Une arrestation dans un contexte tendu
Les circonstances entourant cette disparition restent floues. Les autorités judiciaires locales n’ont, pour l’instant, pas communiqué sur le sujet, tandis que les habitants de Zemio évoquent une opération menée par des groupes armés étrangers. Zemio, ville stratégique du sud-est du pays, est régulièrement le théâtre de tensions entre milices locales et forces étrangères, ce qui rend l’affaire d’autant plus préoccupante.
Les mercenaires russes, souvent désignés sous le nom de groupe Wagner dans la région, sont accusés par plusieurs organisations de droits humains de violations répétées des libertés individuelles. Leur présence en Centrafrique, officiellement justifiée par un soutien sécuritaire, suscite de vives critiques quant au respect des droits fondamentaux.
Une famille en détresse
La disparition de ce magistrat, dont les responsabilités incluaient la gestion des dossiers judiciaires locaux, plonge sa famille dans une angoisse profonde. Son épouse, interrogée par nos soins, a exprimé son désarroi : « Nous ne savons même pas où il se trouve ni ce qu’il est advenu de lui. Chaque jour qui passe augmente notre inquiétude. » Les proches ont sollicité en vain les autorités compétentes pour obtenir des éclaircissements.
Les risques d’une détention arbitraire
Cette affaire rappelle les nombreuses disparitions forcées signalées dans le pays ces dernières années. Les défenseurs des droits humains tirent la sonnette d’alarme : l’opacité entourant les arrestations menées par les groupes armés étrangers met en péril la stabilité judiciaire et sociale du pays. Les procédures légales sont souvent bafouées, et les familles des victimes se retrouvent démunies face à l’absence d’information.
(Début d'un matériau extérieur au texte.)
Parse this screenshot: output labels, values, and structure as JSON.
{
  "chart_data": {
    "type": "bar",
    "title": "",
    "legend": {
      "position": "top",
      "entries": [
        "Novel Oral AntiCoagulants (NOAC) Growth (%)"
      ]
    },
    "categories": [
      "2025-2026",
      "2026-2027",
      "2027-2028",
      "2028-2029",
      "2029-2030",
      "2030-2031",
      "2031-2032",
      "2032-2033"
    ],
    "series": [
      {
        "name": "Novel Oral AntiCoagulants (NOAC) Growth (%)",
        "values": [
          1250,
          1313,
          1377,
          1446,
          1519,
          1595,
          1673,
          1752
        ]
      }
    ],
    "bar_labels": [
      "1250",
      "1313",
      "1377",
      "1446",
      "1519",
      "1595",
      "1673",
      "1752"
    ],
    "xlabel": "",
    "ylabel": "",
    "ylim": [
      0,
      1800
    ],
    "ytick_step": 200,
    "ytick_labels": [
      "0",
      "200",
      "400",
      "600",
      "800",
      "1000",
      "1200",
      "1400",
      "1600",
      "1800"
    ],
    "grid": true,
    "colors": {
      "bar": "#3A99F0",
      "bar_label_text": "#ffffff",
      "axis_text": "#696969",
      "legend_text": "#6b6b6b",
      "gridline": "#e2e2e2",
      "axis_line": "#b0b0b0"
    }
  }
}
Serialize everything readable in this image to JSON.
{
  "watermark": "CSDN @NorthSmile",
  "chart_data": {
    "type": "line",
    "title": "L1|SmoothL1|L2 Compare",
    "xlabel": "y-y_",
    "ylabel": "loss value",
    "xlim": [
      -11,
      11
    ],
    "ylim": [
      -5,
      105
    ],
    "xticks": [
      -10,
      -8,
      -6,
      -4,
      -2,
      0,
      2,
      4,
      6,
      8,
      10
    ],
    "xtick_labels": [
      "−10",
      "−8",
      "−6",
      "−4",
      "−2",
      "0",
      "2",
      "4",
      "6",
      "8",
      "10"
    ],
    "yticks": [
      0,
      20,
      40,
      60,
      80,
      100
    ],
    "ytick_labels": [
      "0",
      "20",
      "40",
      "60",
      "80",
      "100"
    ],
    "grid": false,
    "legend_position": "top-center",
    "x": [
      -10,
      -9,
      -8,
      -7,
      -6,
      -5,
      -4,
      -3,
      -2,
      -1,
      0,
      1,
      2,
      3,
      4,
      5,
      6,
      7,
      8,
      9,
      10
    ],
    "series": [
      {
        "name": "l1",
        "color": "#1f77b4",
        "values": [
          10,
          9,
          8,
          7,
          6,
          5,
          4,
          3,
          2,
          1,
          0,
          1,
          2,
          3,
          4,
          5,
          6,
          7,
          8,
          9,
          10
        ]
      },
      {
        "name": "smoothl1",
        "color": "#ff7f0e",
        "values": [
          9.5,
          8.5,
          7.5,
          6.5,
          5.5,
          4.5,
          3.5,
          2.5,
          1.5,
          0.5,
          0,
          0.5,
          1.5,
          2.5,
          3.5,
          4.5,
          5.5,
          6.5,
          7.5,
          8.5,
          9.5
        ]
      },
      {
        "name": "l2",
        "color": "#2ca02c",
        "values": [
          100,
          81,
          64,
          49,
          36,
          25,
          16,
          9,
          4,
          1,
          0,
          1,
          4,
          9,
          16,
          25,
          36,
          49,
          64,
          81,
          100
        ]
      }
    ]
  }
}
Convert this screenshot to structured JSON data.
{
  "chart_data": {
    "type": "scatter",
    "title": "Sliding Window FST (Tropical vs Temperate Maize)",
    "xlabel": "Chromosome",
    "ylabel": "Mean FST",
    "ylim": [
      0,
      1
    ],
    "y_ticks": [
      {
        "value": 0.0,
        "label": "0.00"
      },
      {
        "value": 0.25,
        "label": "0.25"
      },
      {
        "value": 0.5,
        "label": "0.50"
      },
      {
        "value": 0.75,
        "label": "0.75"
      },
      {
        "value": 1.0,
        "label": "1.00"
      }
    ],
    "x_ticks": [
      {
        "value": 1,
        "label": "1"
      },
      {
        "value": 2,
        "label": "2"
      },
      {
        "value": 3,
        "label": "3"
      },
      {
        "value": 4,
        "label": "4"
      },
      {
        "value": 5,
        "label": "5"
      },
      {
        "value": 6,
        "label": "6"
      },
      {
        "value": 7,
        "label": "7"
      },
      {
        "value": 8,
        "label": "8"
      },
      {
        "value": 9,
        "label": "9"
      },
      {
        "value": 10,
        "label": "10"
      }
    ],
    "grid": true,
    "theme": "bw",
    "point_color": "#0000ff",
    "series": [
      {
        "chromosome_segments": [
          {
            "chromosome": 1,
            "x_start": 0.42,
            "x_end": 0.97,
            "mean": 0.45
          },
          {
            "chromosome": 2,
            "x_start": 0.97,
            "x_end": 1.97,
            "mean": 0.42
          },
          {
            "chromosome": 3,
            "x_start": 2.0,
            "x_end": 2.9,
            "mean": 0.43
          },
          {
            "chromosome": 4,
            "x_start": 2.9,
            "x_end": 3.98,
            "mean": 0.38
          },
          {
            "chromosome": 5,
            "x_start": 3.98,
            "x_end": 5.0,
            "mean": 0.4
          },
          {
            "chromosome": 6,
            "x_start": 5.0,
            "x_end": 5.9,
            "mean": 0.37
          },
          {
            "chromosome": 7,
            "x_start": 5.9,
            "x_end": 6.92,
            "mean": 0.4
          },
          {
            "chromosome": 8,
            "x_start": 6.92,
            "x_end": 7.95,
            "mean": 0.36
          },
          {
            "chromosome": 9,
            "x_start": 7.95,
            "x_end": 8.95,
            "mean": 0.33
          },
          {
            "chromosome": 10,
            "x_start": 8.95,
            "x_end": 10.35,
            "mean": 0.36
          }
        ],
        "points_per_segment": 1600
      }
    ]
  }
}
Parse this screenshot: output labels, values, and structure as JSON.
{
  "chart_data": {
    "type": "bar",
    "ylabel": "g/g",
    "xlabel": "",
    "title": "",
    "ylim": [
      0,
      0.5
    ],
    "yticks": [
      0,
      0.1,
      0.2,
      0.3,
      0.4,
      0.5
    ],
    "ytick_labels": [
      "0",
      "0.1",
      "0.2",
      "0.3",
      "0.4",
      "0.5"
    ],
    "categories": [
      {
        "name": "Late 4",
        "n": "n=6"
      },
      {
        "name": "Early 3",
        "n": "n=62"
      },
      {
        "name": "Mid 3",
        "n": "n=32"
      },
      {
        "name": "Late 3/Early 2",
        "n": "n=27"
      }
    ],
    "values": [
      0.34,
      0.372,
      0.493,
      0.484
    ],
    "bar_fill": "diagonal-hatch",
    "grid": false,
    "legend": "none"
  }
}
Appel à une enquête transparente
Face à cette situation, plusieurs associations locales appellent à une enquête indépendante pour faire la lumière sur ce cas. La communauté internationale est également invitée à exercer une pression afin que les droits de ce magistrat soient respectés. Sans réponse rapide, le risque de voir cette affaire sombrer dans l’oubli grandit, au détriment de la justice et de la sécurité des citoyens centrafricains.